Reinventarsi sa tanto di “ultima chance”, di “o la va o la spacca”, “cosa posso perdere?”.

Ci sono un sacco di persone con le quali parlo e che vivono come il tizio con la pistola alle tempie.
Persone che ad un certo punto, raschiato il barile, accettano di reinventarsi.
E reinventarsi, parola potente e seducente, cambia a seconda delle intenzioni.
Se in un momento della tua vita, reinventarti significa fare qualsiasi cosa per non morire (parlo metaforicamente), allora non ha quasi mai la stessa efficacia.

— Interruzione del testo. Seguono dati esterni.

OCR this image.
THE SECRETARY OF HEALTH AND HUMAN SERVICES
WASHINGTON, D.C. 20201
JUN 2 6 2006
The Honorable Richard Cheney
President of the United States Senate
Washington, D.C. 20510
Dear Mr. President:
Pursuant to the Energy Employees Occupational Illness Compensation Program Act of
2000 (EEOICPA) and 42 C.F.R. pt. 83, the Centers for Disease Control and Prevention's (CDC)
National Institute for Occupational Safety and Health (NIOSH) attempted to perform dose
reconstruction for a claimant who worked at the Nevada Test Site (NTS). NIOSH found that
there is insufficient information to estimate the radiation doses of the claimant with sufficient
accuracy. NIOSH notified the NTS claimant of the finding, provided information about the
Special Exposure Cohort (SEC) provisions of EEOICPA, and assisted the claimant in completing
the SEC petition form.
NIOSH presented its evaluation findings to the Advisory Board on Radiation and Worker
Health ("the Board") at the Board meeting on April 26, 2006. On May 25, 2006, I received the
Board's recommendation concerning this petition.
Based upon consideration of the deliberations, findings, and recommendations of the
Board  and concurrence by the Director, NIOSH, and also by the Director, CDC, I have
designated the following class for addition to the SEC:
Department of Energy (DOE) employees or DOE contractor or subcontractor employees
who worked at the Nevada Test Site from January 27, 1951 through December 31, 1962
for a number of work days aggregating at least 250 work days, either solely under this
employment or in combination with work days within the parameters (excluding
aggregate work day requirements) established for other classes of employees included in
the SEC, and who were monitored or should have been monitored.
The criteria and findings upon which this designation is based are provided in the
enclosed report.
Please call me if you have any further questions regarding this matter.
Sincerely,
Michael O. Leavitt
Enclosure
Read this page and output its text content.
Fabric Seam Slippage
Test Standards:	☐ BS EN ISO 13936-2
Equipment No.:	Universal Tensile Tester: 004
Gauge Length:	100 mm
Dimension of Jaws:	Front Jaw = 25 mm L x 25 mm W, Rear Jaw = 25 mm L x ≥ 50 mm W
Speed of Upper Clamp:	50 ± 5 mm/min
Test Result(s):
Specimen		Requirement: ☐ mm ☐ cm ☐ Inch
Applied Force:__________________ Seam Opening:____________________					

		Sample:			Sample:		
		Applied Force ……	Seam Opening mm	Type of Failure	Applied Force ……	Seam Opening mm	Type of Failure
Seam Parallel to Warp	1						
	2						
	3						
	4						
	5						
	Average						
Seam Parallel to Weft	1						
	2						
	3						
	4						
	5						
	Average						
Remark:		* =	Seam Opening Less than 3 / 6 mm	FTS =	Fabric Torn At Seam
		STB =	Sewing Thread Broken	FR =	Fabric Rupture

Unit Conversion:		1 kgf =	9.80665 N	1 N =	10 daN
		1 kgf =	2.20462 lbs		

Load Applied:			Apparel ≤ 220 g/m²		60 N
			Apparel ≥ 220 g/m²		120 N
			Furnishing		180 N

Ci sono persone che mi raccontano di essersi reinventate come animatori, come coach, come special qualcosa, come consulenti digitali. Persone però che leggono “reinventarsi” come essere qualcosa di nuovo, imprevisto nella loro storia, e che non gli appartiene.
Ciò che dicono e fanno, insomma, è “provarne una nuova”.
Un altro elemento negativo di questo modo di reinventarsi è che alcune volte si tratta di “oltraggio alla tua persona”.

Come crede Rafael Alcalde, fondatore di JaraTech Social Technologies:dire a qualcuno di reinventarsi (o farlo così per farlo) implica in qualche modo suggerire che la loro intera vita professionale (e non solo) non è valsa nulla.”

Altro aspetto da non sottovalutare (anche questo, spero, avrà senso, tra qualche riga) è che reinventarsi in qualcosa, e qualcosa a caso e che non ti appartiene, non funziona quasi mai.

Ancora sul tizio con la pistola alle tempie

Tornando indietro, guardando cosa succede oggi. La pistola può essere (ma soprattutto sembrare) questa benedetta crisi.
Ha fatto scalpore in questi giorni la grande corsa al posto da bidello; moltissimi candidati, circa il 10%, sono laureati e gli altri, una grandissima parte, sono magari artigiani, consulenti che non riescono a sfondare, o artisti.

Ecco, molte persone pensano di dover cambiare, che abbiano fallito solo perché ancora non sia uscito il sole. Molti tengono troppo in considerazione l’aspetto economico. Ma i soldi, il successo, sono un buon indicatore ma un cattivo maestro.
Reinventarsi, inteso come cambiare per forza, fare per forza qualcosa di nuovo, rinnegare se stessi è sbagliato. È triste.

Ripensiamoci: stiamo rinnegando noi stessi.

La notte non lo farebbe mai con il giorno! E c’è lo stesso legame tra “chi siamo” e “chi siamo”.

Reinventarsi non è “niente di nuovo”

La verità è che reinventarsi è un termine che può portare fuori strada. La verità è che non bisogna inventare niente di nuovo.
Si tratta più di aprire gli occhi, ricordarsi di quando eri bambino, di quando ancora lottavi per conquistare ciò al quale tenevi e per ciò che eri o volevi diventare.

“Reinventarsi non significa diventare diversi da ciò che siamo, ma far emergere ciò che veramente siamo.” Mario Alonso Puig

Quando le cose vanno male, in questo periodo di crisi (ma la crisi è anche l’opportunità!), siamo insomma tutti, almeno una volta, il brutto anatroccolo di turno.

La sfida è avere il coraggio di guardarsi dentro, ricordarci di noi, raccontarsi talmente bene da farlo in modo autentico.
Essere il cigno non perché ad un certo punto abbiamo pensato fosse una buona cosa (o occupabile, monetizzabile, redditizio!).
Essere il cigno perché siamo sempre stati il cigno e non potremmo fare diversamente.

Reinventarsi è unire i puntini, non tracciare nuove traiettorie tanto per farlo.

Reinventarsi è fermarsi più che correre.
Darsi il tempo di capire, non fare un dramma se ancora non è uscito il sole. Uscirà, succede sempre.

Reinventarsi è essere Grandi.
Grandi abbastanza da non permettere a nessuno di farci dire “Cambia!” o “Reinventati”.
Grandi abbastanza per guardare fuori, guardare dentro e poi dire al mondo “Mi sono ricordato…ecco chi sono!”

Non inventare nulla di nuovo. Sii come sei.